Mani_mba wrote:let x be the fraction replaced. if x is the fraction then the total is 1.
(1-x)*40 + x*25 = 35
40 - 40x + 25x = 35
5 = 15x
x = 1/3
Still i am not able to get it.
Could someone elaborate this ?
Thanks
Say, the actual solution is X liters and Y liters of the solution was replaced with another solution.
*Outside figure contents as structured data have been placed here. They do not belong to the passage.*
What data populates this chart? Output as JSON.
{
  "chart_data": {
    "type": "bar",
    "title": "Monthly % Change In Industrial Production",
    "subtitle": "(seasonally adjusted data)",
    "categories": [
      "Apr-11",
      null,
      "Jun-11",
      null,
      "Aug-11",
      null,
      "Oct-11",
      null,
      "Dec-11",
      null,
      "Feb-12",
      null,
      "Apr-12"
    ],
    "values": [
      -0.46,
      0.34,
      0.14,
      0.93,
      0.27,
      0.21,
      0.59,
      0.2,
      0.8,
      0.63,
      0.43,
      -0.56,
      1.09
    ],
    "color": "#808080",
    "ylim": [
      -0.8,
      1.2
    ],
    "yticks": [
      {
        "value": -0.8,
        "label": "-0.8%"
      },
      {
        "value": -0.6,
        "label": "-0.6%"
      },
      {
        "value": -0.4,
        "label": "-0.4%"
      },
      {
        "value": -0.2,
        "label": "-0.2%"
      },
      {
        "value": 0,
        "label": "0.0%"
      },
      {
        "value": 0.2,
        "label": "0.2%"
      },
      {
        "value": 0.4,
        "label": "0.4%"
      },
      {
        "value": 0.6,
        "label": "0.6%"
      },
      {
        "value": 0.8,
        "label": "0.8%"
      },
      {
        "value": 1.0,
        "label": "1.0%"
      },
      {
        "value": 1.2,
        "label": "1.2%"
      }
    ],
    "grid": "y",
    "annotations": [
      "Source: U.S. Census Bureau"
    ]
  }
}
Now, the first solution is 40% solution, this means that 40% is some substance other than water (say alchol
=> this means that out of X liters of solution 40% or
.4X is alchol
Similarily, another solution is 25% solution, in Y liters of another solution
=> %age of alchol is 25% and hence
=> amount of alchol in Y liters of the solution is
.25Y
Now, if Y liters of 1 solution was replaced with Y liters of second solution, the amount of alchol that will change in the first solution will be given by
=>
.4X - .4Y + .25Y = .35X
where
.4X - .4Y => Amount of alchol left after Y amount of first solution was removed from the X amount of the solution. So, since %age of alchol is 40 in first solution, on removing Y amount of the solution, amount of alchol decreased by .4Y from
.4X
Now, Y liters of second solution was added, so the amount of alchol that got added with Y liters of second solution is
.25Y ( as second solution is 25% solution)
Now, after this change, the solution becomes 35 %, that means now the amount of alchol in the solution is
.35Y
And we have to calculate Y/X.
Hope, this helps you.